I’ve worked part-time, as a stepping stone back to being around people, and I’ve been thinking a lot about it.  I’ve been looking at volunteering. I’d love to do something in a mental-health capacity. But these days, right now, my cognitive wherewithal just is not there.

It seems like a straightforward, easy thing to do; it is the exact opposite of that.  Re-integration into everyday life is so hard that sometimes it hurts just to think about it. I am embarrassed and ashamed. I have been given a second, and third, chance at life; I have an amazing family and a team of doctors…I have been so blessed when I compare my situation to that of many others. The guilt is sometimes overwhelming.

I am angry at my depression; it took so much from me. Important things, or so I thought at the time: my career; my independence; and my voice. Those things seemed to vanish almost overnight. And reclaiming even a small piece of those things has been monumental work. I still have a long way to go.  But this experience gave me a perspective that I would not have had otherwise; for that, I am grateful.

I grieved the loss of that life for a long time, a very long time.  Only very recently is it beginning to feel more removed, more in the past, and I am not haunted when I think about it, as I used to be.

Today, I view my depression not from a place of fear, more from a place of conquest. I conquered it, I beat it, and I am better for it. If I am being honest, some days I miss it. Why? Because depression is mysterious, sneaky, fascinating. But even on those days when I do miss it, I wouldn’t trade what I’ve learned to go back to the happy life I remember from before August of 2004.

I had the amazing fortune of being in the right place at the right time when my illness was at its absolute worst.

I know how to be sick, and sadly, I became “good” at it.

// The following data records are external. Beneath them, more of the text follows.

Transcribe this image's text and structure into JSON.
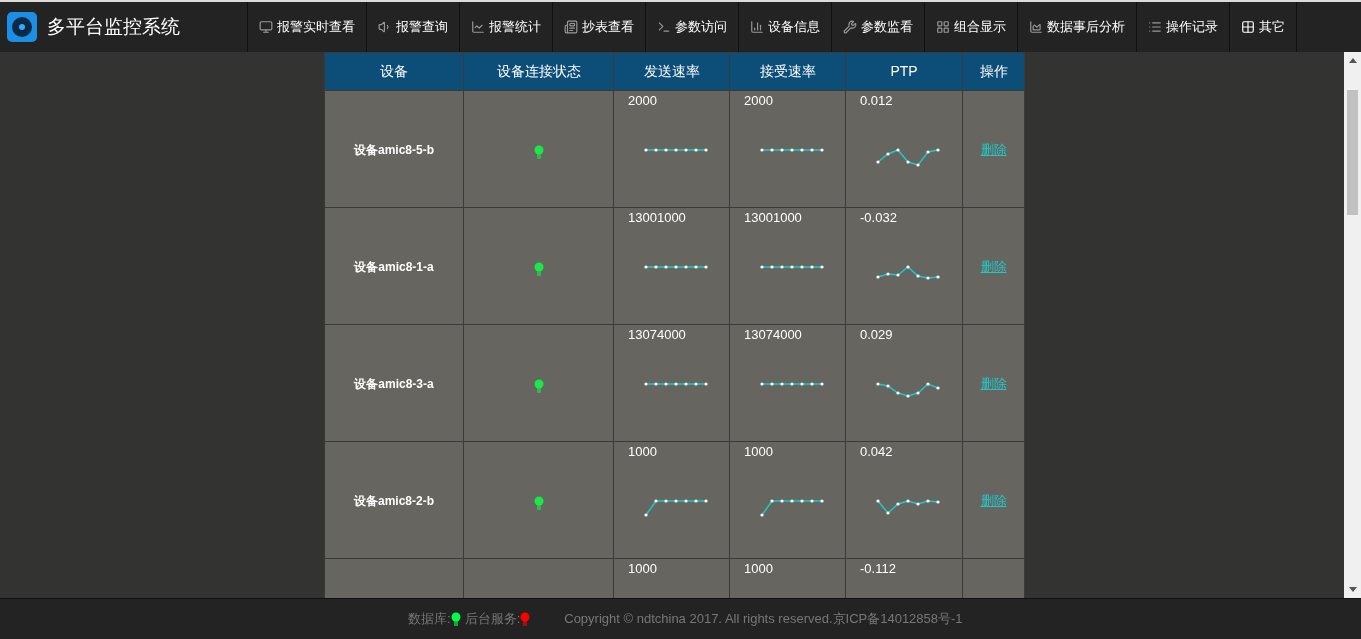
{
  "app_title": "多平台监控系统",
  "nav": [
    {
      "label": "报警实时查看"
    },
    {
      "label": "报警查询"
    },
    {
      "label": "报警统计"
    },
    {
      "label": "抄表查看"
    },
    {
      "label": "参数访问"
    },
    {
      "label": "设备信息"
    },
    {
      "label": "参数监看"
    },
    {
      "label": "组合显示"
    },
    {
      "label": "数据事后分析"
    },
    {
      "label": "操作记录"
    },
    {
      "label": "其它"
    }
  ],
  "table": {
    "columns": [
      "设备",
      "设备连接状态",
      "发送速率",
      "接受速率",
      "PTP",
      "操作"
    ],
    "rows": [
      {
        "device": "设备amic8-5-b",
        "connected": true,
        "send": "2000",
        "receive": "2000",
        "ptp": "0.012",
        "action": "删除"
      },
      {
        "device": "设备amic8-1-a",
        "connected": true,
        "send": "13001000",
        "receive": "13001000",
        "ptp": "-0.032",
        "action": "删除"
      },
      {
        "device": "设备amic8-3-a",
        "connected": true,
        "send": "13074000",
        "receive": "13074000",
        "ptp": "0.029",
        "action": "删除"
      },
      {
        "device": "设备amic8-2-b",
        "connected": true,
        "send": "1000",
        "receive": "1000",
        "ptp": "0.042",
        "action": "删除"
      },
      {
        "send": "1000",
        "receive": "1000",
        "ptp": "-0.112"
      }
    ]
  },
  "footer": {
    "statuses": [
      {
        "label": "数据库:",
        "color": "#00ff44"
      },
      {
        "label": "后台服务:",
        "color": "#ff0000"
      }
    ],
    "copyright": "Copyright © ndtchina 2017. All rights reserved.京ICP备14012858号-1"
  }
}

It is easier to be ill, or ill-functioning, when that is all you have known for the better part of ten years. But really, it is an excuse. I have a dedicated, caring husband, a beautiful three and a half year old son, and an amazing dog – each of whom hold me together in different ways. They are my anchors to this world, and I am beyond grateful. My extended family, particularly my mother, is incredible; and quite honestly, I feel great guilt that I have so much and can do or seemingly offer so little.

Life is tricky, that is for sure.  When I was 36, I tattooed a question mark on my left forearm, the same arm whose wrist I had cut just four years earlier. Often, people comment on my tattoo and ask me the meaning. I can only reply with the obvious: "Why? Why do things happen the way they do?"

We will never know the answer or, better yet, understand. At least, I won’t. Depression is an ugly, ruthless, callous teacher; my teacher, whom I hate and worship. I have learned so much through this experience, far more than any schooling or work had begun to teach me. The lessons are hard to put into words; but the experience is unmovable, it is part of me.

I had the amazing fortune of being in the right place at the right time when my illness was at its absolute worst. Each day, I think of MGH, my treatment team and all I have experienced and been given. Literally every day I reflect on it, multiple times a day. And each day, I look at my son, and wonder how I will explain my history, myself to him when he is ready to learn, and it is difficult to contemplate. But I am here, and will be...And today, that is all I can be.